Where was the modern Bruce Springsteen or Jackson Brown? For that matter, where was the actual Bruce Springsteen and Jackson Brown (both of whom were at this years Rock-N-Roll Hall of Fame induction). We did have the modern U2, who opened the concert, but they have long-ago become a wan and faded xerox immitation of the band they used to be when it comes to issues that address the world stage.
30 years ago Stevie Wonder wrote passionately of a "Past-Time Paradise", yet his performanc at Live-8 was almost completely devoid of anything but a rote renditions of his hits, with the cynical addition of modern-day white-soul hipster guest stars such as Rob Thomas of Matchbox 20 (who practically embarrised himself) and Adam Levine of Maroon 5 (who nearly outdid Stevie). Where was the relevance between the subject matter and passion of the material and the subject matter of the event?
The truth is that few modern artists, with the exception of some heavy metal bands and the ever outspoken Eminem, actually have anything worthwhile to SAY in their material. And is this really all that surpising, that they wouldn't want their careers to be derailed by being Dixie-Chicked for saying the "wrong" thing at the wrong time?
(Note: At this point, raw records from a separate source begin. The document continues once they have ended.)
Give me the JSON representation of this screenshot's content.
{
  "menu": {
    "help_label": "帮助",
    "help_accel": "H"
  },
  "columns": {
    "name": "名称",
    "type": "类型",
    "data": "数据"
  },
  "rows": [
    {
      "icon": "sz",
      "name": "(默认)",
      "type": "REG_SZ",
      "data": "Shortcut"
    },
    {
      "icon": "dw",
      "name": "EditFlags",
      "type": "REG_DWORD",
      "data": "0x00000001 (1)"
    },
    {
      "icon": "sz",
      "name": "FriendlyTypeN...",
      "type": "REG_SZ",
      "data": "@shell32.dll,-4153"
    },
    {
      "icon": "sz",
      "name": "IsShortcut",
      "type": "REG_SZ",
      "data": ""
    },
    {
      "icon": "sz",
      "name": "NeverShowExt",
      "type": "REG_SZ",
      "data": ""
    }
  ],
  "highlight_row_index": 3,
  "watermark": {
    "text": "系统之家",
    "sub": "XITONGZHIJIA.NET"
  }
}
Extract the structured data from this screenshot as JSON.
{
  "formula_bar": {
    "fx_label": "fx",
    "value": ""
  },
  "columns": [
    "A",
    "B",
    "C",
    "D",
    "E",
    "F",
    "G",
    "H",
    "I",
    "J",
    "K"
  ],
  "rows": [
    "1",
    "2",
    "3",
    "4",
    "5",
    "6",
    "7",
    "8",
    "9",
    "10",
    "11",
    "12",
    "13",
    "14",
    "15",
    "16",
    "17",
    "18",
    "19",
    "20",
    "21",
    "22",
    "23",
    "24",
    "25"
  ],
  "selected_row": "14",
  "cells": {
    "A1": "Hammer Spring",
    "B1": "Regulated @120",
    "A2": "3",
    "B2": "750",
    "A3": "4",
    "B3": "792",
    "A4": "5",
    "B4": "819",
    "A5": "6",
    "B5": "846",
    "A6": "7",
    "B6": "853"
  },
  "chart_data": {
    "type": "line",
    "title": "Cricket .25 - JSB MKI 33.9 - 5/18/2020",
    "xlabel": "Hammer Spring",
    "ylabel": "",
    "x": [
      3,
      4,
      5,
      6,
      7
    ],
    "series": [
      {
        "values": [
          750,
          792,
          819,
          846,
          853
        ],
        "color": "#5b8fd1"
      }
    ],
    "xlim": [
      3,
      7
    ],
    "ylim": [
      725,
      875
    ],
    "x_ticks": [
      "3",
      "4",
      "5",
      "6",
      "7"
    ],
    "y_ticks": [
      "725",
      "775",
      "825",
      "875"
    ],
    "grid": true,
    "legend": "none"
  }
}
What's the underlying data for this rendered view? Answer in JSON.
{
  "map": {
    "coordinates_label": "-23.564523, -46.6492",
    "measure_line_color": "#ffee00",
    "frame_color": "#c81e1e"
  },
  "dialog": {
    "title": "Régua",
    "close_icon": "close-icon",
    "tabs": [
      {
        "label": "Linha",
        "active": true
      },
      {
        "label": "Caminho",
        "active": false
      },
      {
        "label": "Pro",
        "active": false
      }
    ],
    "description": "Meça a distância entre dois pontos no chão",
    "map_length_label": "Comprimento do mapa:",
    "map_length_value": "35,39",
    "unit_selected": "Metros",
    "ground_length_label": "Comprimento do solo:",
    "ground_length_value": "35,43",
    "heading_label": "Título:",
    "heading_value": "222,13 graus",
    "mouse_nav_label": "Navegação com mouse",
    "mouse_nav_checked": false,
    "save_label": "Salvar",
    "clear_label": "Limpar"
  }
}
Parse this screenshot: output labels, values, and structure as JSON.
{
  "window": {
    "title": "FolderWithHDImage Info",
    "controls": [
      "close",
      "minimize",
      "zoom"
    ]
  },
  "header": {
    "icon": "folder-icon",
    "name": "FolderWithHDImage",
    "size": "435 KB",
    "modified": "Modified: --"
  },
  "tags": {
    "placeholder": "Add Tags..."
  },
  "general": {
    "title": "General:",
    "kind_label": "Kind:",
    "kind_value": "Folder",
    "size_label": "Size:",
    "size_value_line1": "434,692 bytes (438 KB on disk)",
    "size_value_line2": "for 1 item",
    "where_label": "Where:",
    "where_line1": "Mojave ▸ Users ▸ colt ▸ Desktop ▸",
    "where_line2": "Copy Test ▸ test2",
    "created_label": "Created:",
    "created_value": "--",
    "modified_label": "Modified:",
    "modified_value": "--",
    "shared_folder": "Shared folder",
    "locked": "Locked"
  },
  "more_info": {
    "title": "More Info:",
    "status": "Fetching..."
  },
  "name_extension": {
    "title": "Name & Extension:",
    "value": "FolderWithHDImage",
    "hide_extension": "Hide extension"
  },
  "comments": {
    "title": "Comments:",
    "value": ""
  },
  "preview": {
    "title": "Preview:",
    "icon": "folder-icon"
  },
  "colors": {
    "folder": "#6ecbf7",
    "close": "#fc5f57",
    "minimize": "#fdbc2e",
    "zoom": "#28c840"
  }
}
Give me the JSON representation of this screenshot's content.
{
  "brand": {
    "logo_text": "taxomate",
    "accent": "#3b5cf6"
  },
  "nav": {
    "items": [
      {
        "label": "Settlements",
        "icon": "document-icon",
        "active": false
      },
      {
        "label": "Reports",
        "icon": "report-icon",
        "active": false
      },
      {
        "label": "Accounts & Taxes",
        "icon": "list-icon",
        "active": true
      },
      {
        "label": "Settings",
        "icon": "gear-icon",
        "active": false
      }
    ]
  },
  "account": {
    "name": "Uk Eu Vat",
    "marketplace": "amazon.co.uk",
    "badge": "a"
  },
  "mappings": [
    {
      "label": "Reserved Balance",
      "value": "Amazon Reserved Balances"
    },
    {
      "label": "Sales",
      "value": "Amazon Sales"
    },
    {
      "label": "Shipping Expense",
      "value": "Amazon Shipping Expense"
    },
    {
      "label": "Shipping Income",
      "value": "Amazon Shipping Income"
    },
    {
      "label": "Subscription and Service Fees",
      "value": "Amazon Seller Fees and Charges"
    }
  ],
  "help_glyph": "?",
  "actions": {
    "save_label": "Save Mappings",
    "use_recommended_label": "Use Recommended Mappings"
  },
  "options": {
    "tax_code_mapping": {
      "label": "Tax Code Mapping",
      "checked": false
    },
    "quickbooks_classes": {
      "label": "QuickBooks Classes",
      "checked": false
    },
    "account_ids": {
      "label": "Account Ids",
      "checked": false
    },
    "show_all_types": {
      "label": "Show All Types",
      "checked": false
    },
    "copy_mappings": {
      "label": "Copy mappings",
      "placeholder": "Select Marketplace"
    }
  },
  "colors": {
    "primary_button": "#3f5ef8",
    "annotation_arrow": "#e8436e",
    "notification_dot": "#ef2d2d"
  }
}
In fairness, I have to mention the powerful presentations by both Kanye West performing "Jesus Walks" and Green Day doing both "American Idiot" and 'We are the Champions" (echoing back to Queens own earth shaking Live Aid performance). Both of these artist "Get it", and have already been getting it for some time. Other key moments were the appearance of relatives of Bob Marley on stage with Black Eyed-Peas, the reuniting of Roger Waters with the other members of Pink Floyd, Madonna onstage with one young Ethiopian woman, Birhan Woldu, who life was saved by funds provided by the original Live Aid, Sting performing "Driven to Tears" (Everytime someone innocent dies, all we can do is offer them some page in some magazine) and "Every Breath You Take" (we'll be watching you - in the G-8) , and angst-rockers Linkin Park onstage with Hip-Hop Mobul Jay-Z -- but other than these few moments, -- almost all of which were coincidental and circumstantial in relation to the larger issues -- the entire event was mostly a photo-op, not the true unifying catalyst for progressive activism that it needed to be. It's a chance for AolMusic.com, TimeWarner and Sony to sell CD's - not change the world.
If Live-8 accomplished anything, it clearly displayed just how disconnected from reality and relevance modern music has become. The entire 90's revolution of alternative music and grunge was driven by the connection between the people making the music and the people in the audience and their shared fears, pain and hopes.
As we enter the 21st Century, the core issues of humanity behind Live-8 show that it's even more important than ever that we recapture that type of synergy between issue and action, thought and deed. Do we just talk it - or will we take the difficult road and Walk it?
Perhaps I've grown a bit cynical about our current times and have romanticized the our halcyon past a bit. Perhaps, but I still believe that we need new protest artists with new protest songs that have the courage to address these issues. It was the music of the 60's that gave the Peace and anti-War movement of that time a soundtrack - a common theme to rally behind.
We may have grown to believe that music today is merely a disposable commodity, no more important than picking out our latest personalize ring-tone -- but it does matter.It matters a great deal.